From the Guidelines
For patients with chronic liver disease (CLD) and recurrent ascites, large-volume paracentesis (LVP) plus albumin administration is recommended as the first-line treatment, with consideration of transjugular intrahepatic portosystemic shunt (TIPS) placement in suitable candidates for very frequent recurrences. The procedure should be performed by removing 4-6 liters of ascitic fluid at a time, with intravenous albumin administration (6-8 g per liter of fluid removed) when more than 5 liters are drained to prevent post-paracentesis circulatory dysfunction, as recommended by the EASL clinical practice guidelines 1.
Key Considerations
- Diuretic therapy with spironolactone and furosemide should be maintained between paracenteses, with doses adjusted based on response and sodium restriction advised, as suggested by the American Association for the Study of Liver Diseases guidance statements 1.
- Regular monitoring of renal function, electrolytes, and nutritional status is essential, with consideration of protein supplementation (1.2-1.5 g/kg/day) and salt restriction (5 g/day or less) in patients with cirrhotic ascites, as recommended by the KASL clinical practice guidelines 1.
- The use of small-diameter PTFE-covered stents in patients undergoing TIPS insertion is recommended to reduce the risk of TIPS dysfunction and hepatic encephalopathy, as stated in the EASL clinical practice guidelines 1.
Management Approach
- Patients with refractory or recurrent ascites should be evaluated for TIPS insertion, with careful selection of patients and consideration of the experience of the center performing the procedure, as recommended by the EASL clinical practice guidelines 1.
- Diuretics and salt restriction should be continued after TIPS insertion up to the resolution of ascites, along with close clinical follow-up, as suggested by the EASL clinical practice guidelines 1.
- The underlying mechanism of ascites in CLD involves portal hypertension, hypoalbuminemia, and sodium retention, making both fluid removal and prevention of reaccumulation important components of management.
From the Research
Guidelines for Ascitic Fluid Drainage
- The management of cirrhotic ascites includes dietary sodium restriction, diuretics, and large-volume paracentesis 2, 3, 4, 5.
- Sodium should be restricted to a maximum of 2 mEq/kg/d (max 90 mEq/d) of sodium/day 2.
- Oral diuretic therapy comprises aldosterone antagonists (e.g., spironolactone) with or without loop-diuretics (e.g., furosemide) 2, 3.
- Tense ascites should be managed with large-volume paracentesis (LVP) preferably with albumin infusion 2, 3, 4.

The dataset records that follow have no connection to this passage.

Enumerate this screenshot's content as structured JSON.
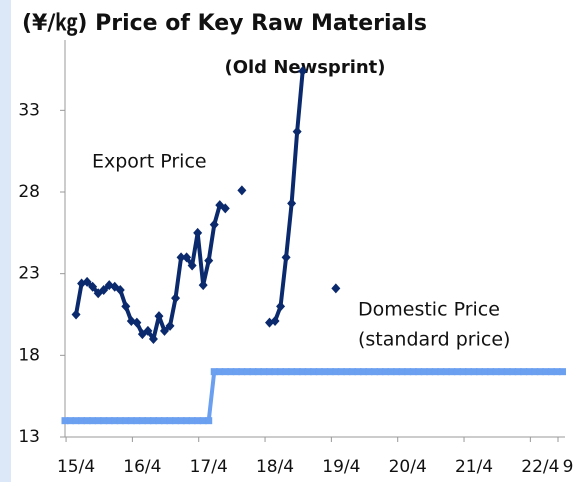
{
  "chart_data": {
    "type": "line",
    "title": "(¥/㎏) Price of Key Raw Materials",
    "subtitle": "(Old Newsprint)",
    "annotations": [
      "Export Price",
      "Domestic Price",
      "(standard price)"
    ],
    "xlim": [
      -2,
      89
    ],
    "xticks": [
      {
        "value": 0,
        "label": "15/4"
      },
      {
        "value": 12,
        "label": "16/4"
      },
      {
        "value": 24,
        "label": "17/4"
      },
      {
        "value": 36,
        "label": "18/4"
      },
      {
        "value": 48,
        "label": "19/4"
      },
      {
        "value": 60,
        "label": "20/4"
      },
      {
        "value": 72,
        "label": "21/4"
      },
      {
        "value": 84,
        "label": "22/4"
      },
      {
        "value": 89,
        "label": "9"
      }
    ],
    "ylim": [
      13,
      37
    ],
    "yticks": [
      13,
      18,
      23,
      28,
      33
    ],
    "series": [
      {
        "name": "Export Price",
        "color": "#0b2a6e",
        "marker": "diamond",
        "x": [
          0,
          1,
          2,
          3,
          4,
          5,
          6,
          7,
          8,
          9,
          10,
          11,
          12,
          13,
          14,
          15,
          16,
          17,
          18,
          19,
          20,
          21,
          22,
          23,
          24,
          25,
          26,
          27,
          28,
          29,
          30,
          31,
          32,
          33,
          34,
          35,
          36,
          37,
          38,
          39,
          40,
          41,
          42,
          43,
          44,
          45,
          46,
          47
        ],
        "values": [
          20.5,
          22.4,
          22.5,
          22.2,
          21.8,
          22.0,
          22.3,
          22.2,
          22.0,
          21.0,
          20.1,
          20.0,
          19.3,
          19.5,
          19.0,
          20.4,
          19.5,
          19.8,
          21.5,
          24.0,
          24.0,
          23.5,
          25.5,
          22.3,
          23.8,
          26.0,
          27.2,
          27.0,
          null,
          null,
          28.1,
          null,
          null,
          null,
          null,
          20.0,
          20.1,
          21.0,
          24.0,
          27.3,
          31.7,
          35.4,
          null,
          null,
          null,
          null,
          null,
          22.1
        ]
      },
      {
        "name": "Domestic Price",
        "color": "#6b9ff0",
        "marker": "square",
        "x": [
          -2,
          -1,
          0,
          1,
          2,
          3,
          4,
          5,
          6,
          7,
          8,
          9,
          10,
          11,
          12,
          13,
          14,
          15,
          16,
          17,
          18,
          19,
          20,
          21,
          22,
          23,
          24,
          25,
          26,
          27,
          28,
          29,
          30,
          31,
          32,
          33,
          34,
          35,
          36,
          37,
          38,
          39,
          40,
          41,
          42,
          43,
          44,
          45,
          46,
          47,
          48,
          49,
          50,
          51,
          52,
          53,
          54,
          55,
          56,
          57,
          58,
          59,
          60,
          61,
          62,
          63,
          64,
          65,
          66,
          67,
          68,
          69,
          70,
          71,
          72,
          73,
          74,
          75,
          76,
          77,
          78,
          79,
          80,
          81,
          82,
          83,
          84,
          85,
          86,
          87,
          88
        ],
        "values": [
          14,
          14,
          14,
          14,
          14,
          14,
          14,
          14,
          14,
          14,
          14,
          14,
          14,
          14,
          14,
          14,
          14,
          14,
          14,
          14,
          14,
          14,
          14,
          14,
          14,
          14,
          14,
          17,
          17,
          17,
          17,
          17,
          17,
          17,
          17,
          17,
          17,
          17,
          17,
          17,
          17,
          17,
          17,
          17,
          17,
          17,
          17,
          17,
          17,
          17,
          17,
          17,
          17,
          17,
          17,
          17,
          17,
          17,
          17,
          17,
          17,
          17,
          17,
          17,
          17,
          17,
          17,
          17,
          17,
          17,
          17,
          17,
          17,
          17,
          17,
          17,
          17,
          17,
          17,
          17,
          17,
          17,
          17,
          17,
          17,
          17,
          17,
          17,
          17,
          17,
          17
        ]
      }
    ]
  }
}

- Therapeutic options for refractory ascites include recurrent LVP, transjugular intrahepatic porto-systemic shunt, and liver transplantation 2, 3, 4, 5.
Complications of Ascitic Fluid Drainage
- Ascitic fluid infection (AFI) is an important complication and requires prompt antibiotic therapy 2, 3, 4.
- Other complications include hyponatremia, acute kidney injury, hepatic hydrothorax, and hernias 2.
- Spontaneous bacterial peritonitis (SBP) is a common infection in patients with cirrhosis and has a risk of mortality of 20% 3.
Alternative Therapies
- Peritoneal dialysis (PD) can be considered a viable dialysis option in kidney failure patients with ascites, as it provides hemodynamic stability and facilitates better volume management compared to hemodialysis 6.
- PD obviates the need for therapeutic paracentesis by facilitating continuous drainage of ascites and potentially reduces hemorrhagic complications by avoiding routine anticoagulation use 6.